I've searched for key words, and got:

Darwin 0
Controversy 0
Origin 3 - all satisfactory
Evolution 1 - too weak:
5b "variation within species can lead to evolutionary changes and similarities and differences between species can be measured and classified."
(BlackShadow Yahoo group, messages 2307, 2310, 2312, 2314, 2315, 2319)

Even in doing so, Brian got a few things wrong. He culled the above from the new National Curriculum published for this year, under the assumption that the old one was obsolete. However, that was mistaken - the old one is still in effect for this year. Brian, though, misunderstood this, and didn't complete reading the old one. Still, that's excusable - he's not claiming to be an expert... is he?


And that's it. Yes, really. That was all the investigation or analysis of the National Curriculum that the BCSE undertook. Discussion on the subject ended. If you search the archives, then you'll only find 3 more mentions of the phrase "national curriculum". Two are irrelevant asides; the other is Michael Brass, on September 5th , asking a question to Andy:

would you have the time and/or the inclination to become more organisationally involved (such as assisting with and editing the Wicki [sic] and reading certain sections of the national curriculum, for example) ? (

Did you catch that? That pesky curriculum still needs someone to actually find out something about it... And as I say, that's the last mention of the topic.

It's from this platform, this deep personal knowledge, years of experience, and thorough research, that the BCSE began lobbying MPs and public, and asking for a say in the British education system.

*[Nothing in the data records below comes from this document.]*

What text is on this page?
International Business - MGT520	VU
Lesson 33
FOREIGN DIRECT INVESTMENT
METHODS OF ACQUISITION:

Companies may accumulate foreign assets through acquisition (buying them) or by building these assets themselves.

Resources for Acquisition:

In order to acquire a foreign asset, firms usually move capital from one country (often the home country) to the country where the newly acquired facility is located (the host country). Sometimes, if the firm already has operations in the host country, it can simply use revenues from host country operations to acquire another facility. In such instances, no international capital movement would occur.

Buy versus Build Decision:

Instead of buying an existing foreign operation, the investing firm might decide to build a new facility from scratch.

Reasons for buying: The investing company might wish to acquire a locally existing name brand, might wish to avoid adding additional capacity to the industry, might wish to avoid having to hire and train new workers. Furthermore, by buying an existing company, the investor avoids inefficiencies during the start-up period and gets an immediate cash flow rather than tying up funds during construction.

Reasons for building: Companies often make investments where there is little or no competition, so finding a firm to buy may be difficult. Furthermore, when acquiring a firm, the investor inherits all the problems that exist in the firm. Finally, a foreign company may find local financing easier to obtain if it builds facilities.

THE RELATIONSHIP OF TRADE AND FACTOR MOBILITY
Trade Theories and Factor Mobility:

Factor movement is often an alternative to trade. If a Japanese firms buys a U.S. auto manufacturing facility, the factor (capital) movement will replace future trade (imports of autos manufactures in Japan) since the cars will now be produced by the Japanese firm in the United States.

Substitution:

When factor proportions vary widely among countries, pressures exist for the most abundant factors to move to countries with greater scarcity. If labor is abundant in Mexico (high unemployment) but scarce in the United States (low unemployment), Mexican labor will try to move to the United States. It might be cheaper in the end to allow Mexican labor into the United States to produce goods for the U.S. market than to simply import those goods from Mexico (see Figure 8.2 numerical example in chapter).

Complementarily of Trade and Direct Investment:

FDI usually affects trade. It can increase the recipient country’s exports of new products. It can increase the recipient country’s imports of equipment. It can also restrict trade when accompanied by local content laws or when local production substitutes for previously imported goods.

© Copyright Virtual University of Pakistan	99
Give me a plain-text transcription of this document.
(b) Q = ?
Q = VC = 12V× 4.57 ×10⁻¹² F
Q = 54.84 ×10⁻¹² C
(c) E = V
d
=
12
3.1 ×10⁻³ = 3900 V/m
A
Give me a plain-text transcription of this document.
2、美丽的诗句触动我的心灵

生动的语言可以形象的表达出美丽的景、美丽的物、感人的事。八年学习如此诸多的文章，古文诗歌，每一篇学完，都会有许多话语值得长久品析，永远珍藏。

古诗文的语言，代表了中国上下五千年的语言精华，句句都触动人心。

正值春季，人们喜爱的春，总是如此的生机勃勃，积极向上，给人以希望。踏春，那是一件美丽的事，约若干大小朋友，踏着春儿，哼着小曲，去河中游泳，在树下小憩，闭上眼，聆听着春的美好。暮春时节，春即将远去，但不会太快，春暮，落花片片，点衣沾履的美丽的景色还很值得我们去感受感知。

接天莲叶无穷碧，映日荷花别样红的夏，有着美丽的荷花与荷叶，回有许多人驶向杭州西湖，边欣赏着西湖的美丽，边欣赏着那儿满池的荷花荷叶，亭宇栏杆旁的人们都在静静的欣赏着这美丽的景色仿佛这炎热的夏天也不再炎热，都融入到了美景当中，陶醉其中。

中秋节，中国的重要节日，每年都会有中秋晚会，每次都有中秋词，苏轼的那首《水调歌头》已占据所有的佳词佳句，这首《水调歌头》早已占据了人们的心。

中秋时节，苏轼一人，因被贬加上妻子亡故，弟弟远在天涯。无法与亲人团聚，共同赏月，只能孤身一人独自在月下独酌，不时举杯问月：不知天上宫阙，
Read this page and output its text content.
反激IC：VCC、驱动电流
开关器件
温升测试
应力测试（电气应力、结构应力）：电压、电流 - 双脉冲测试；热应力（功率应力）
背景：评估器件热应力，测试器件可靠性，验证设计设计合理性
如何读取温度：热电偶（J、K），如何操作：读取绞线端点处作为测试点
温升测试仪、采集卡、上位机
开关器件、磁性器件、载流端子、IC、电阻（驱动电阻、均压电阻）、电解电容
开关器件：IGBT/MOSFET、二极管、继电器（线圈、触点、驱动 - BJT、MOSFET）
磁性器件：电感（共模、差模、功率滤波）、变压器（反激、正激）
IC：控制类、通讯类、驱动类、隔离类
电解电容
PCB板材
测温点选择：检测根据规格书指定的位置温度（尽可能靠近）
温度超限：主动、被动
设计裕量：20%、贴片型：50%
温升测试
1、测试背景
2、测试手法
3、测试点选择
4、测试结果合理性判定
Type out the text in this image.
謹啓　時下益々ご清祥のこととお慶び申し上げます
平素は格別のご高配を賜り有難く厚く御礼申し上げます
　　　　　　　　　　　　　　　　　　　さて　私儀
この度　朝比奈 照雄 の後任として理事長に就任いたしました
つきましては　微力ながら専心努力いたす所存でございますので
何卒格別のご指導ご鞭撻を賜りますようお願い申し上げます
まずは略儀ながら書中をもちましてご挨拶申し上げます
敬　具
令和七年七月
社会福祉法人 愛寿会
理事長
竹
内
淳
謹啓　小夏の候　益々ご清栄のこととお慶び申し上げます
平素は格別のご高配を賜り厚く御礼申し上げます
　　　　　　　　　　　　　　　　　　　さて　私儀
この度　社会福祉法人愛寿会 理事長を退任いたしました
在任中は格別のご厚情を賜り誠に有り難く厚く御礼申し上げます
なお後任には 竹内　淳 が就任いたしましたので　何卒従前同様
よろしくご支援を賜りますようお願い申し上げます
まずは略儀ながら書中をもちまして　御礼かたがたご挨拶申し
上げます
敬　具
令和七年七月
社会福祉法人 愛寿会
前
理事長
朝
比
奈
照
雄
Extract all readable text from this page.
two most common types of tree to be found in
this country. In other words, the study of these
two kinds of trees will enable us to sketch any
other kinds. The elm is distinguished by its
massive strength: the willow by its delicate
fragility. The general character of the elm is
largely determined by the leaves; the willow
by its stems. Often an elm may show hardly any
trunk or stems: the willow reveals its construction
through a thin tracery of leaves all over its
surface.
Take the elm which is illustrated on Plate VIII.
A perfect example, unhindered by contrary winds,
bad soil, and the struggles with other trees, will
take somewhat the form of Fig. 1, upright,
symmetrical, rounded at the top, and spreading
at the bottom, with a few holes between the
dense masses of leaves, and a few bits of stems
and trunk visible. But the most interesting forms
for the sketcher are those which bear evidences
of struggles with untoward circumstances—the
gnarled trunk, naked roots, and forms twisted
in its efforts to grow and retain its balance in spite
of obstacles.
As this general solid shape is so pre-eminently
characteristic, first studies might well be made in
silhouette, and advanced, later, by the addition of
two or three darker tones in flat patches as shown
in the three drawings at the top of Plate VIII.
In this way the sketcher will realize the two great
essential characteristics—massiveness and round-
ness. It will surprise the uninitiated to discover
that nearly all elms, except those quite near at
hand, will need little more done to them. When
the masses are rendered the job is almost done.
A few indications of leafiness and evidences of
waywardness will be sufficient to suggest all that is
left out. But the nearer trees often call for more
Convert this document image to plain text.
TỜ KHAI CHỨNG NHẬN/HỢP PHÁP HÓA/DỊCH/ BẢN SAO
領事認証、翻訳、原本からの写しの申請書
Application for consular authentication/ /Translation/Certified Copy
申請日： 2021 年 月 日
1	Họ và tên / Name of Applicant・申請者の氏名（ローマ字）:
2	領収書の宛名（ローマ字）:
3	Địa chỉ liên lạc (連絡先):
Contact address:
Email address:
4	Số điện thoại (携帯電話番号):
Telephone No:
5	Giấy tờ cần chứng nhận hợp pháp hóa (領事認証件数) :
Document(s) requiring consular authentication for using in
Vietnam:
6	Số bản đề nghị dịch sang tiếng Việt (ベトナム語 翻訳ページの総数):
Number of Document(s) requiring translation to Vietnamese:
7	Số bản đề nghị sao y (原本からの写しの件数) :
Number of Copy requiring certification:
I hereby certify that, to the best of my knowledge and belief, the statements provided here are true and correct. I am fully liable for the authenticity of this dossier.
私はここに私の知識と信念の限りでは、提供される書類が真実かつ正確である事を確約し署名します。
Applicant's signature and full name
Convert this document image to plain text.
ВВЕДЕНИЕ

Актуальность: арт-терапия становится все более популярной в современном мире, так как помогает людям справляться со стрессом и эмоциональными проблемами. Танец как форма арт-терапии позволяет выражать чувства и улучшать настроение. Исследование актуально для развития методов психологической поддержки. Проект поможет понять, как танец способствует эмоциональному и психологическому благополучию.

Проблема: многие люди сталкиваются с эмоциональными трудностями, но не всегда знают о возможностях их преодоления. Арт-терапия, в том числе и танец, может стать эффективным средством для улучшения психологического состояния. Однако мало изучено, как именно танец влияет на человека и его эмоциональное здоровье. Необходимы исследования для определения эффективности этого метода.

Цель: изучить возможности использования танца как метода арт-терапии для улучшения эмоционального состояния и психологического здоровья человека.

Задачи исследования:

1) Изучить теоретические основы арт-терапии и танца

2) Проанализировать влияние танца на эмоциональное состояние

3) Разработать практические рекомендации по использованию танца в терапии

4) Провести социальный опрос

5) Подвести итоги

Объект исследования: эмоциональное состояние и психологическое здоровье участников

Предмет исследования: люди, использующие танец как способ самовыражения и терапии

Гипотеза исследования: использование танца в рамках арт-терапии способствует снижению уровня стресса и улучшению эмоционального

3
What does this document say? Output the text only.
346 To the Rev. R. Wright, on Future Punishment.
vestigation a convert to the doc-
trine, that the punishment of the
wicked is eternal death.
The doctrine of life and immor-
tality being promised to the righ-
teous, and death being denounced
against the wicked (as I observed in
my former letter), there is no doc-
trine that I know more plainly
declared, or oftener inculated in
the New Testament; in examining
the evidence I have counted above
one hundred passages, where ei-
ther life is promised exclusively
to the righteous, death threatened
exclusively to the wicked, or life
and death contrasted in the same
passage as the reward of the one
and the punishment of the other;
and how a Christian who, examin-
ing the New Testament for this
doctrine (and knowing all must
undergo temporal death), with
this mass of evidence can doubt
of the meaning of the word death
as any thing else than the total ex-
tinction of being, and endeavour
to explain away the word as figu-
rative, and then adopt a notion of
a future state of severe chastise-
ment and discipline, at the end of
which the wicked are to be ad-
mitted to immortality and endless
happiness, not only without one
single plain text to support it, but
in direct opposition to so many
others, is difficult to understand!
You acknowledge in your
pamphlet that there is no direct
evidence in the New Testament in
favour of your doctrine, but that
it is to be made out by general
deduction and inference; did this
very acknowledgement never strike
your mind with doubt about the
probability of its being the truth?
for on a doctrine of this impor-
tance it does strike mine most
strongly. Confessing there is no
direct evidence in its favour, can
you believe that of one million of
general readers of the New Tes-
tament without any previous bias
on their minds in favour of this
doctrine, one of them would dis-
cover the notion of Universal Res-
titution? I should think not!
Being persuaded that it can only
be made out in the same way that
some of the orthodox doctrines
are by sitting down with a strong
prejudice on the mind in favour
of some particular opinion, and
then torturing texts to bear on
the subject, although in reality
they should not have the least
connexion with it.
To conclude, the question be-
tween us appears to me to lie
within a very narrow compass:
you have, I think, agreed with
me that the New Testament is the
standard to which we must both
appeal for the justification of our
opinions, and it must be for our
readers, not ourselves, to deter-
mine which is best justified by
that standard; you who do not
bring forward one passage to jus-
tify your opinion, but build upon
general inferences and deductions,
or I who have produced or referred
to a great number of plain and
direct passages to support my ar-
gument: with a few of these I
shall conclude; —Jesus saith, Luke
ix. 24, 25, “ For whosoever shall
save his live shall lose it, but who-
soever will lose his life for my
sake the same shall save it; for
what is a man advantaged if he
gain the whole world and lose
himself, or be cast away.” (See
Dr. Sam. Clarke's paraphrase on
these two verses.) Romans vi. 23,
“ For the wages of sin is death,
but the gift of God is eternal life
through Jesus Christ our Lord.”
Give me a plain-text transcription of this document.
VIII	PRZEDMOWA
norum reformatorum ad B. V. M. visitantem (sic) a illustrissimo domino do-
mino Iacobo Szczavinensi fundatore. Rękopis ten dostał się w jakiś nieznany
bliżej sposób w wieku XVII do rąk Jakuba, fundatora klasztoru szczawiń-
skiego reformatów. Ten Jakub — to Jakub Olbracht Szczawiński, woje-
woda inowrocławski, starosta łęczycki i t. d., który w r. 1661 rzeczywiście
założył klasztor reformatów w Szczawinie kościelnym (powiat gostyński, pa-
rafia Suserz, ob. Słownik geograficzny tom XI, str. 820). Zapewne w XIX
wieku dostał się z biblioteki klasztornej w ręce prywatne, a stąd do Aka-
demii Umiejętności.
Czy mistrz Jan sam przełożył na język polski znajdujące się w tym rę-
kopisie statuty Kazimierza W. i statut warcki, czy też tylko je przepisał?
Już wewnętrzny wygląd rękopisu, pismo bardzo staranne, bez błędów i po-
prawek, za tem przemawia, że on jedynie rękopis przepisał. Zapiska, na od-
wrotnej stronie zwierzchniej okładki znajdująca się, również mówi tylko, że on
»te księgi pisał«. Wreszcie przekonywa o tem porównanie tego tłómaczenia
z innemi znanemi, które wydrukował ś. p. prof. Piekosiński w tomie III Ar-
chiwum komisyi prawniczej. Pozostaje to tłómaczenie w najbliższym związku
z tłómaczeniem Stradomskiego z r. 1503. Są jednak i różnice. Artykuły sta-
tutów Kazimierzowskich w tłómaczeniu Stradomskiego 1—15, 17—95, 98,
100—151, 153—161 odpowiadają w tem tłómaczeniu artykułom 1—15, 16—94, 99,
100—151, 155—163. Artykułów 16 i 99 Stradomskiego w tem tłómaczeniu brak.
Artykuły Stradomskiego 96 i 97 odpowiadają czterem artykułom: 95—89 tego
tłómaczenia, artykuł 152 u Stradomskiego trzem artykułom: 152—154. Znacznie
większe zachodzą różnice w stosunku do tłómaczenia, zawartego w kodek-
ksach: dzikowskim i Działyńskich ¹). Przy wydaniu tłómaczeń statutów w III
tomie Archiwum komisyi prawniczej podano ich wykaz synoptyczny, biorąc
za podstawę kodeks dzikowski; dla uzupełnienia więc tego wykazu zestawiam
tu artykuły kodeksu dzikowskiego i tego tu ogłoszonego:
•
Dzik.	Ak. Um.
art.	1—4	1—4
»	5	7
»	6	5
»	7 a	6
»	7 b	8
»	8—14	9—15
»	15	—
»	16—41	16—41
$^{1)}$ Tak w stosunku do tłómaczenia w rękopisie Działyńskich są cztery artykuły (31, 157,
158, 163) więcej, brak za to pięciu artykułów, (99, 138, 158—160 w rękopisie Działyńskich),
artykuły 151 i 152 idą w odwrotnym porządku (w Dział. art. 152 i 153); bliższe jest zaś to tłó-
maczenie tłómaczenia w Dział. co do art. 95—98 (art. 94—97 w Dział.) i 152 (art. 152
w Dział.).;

Oh yes.

What to make of this?

Now I invite the open-minded reader to ask a few critical questions. I've given you the BCSE in their own words. There are the facts. How should we interpret them?

  • Firstly, an aside. Notice who are the names taking part in the discussion above. Are they not just the people who we have identified previously as the BCSE's essential membership? Do our findings here tie in with our previous investigation? Is the BCSE telling the truth when it claims to have large numbers of qualified members, as opposed to just a religiously-motivated hard core?
  • Secondly, let's be more to the main point. How much educational experience would you expect a public lobbying body to have, before it qualifies as a credible voice that should be allowed a say in the debate? Does the BCSE have that much experience? Is it close?
  • More specifically... is the evidence above in keeping with the BCSE having any experience whatsoever ? Let's be blunt. Do they have such a low level of experience, that the only accurate labels for them "fraudsters", "deceivers" and "conmen"?
  • What do you think of the BCSE's eventual "investigation" into the national curriculum? Did it impress you with its thoroughness and carefulness? Or not? Did it strike you as the group of a fair, balanced and open-minded body - or as a hatchet job? What does this say about the leadership of the BCSE?
  • Almost finally, what does all of this say about the BCSE, its credibility, and its agenda, in general? If the BCSE is not in this because they really are experienced and informed science educators - then why are they in this?
  • And finally, I want to apply this in a wider way. The BCSE want to talk about certain subjects. They want to tell you things about Darwinism, creationism, and politics. From what you've seen about how they handle much more simple and straightforward matters - is there any reason to trust them? Can you rely on their word? Do they have a track record in dealing with facts honestly? Or not?

David Anderson

Note that after I published this article, the BCSE moved to delete all the web pages that contained the evidence documented above. I have copies available for any researchers who wish to verify the accuracy of my quotations.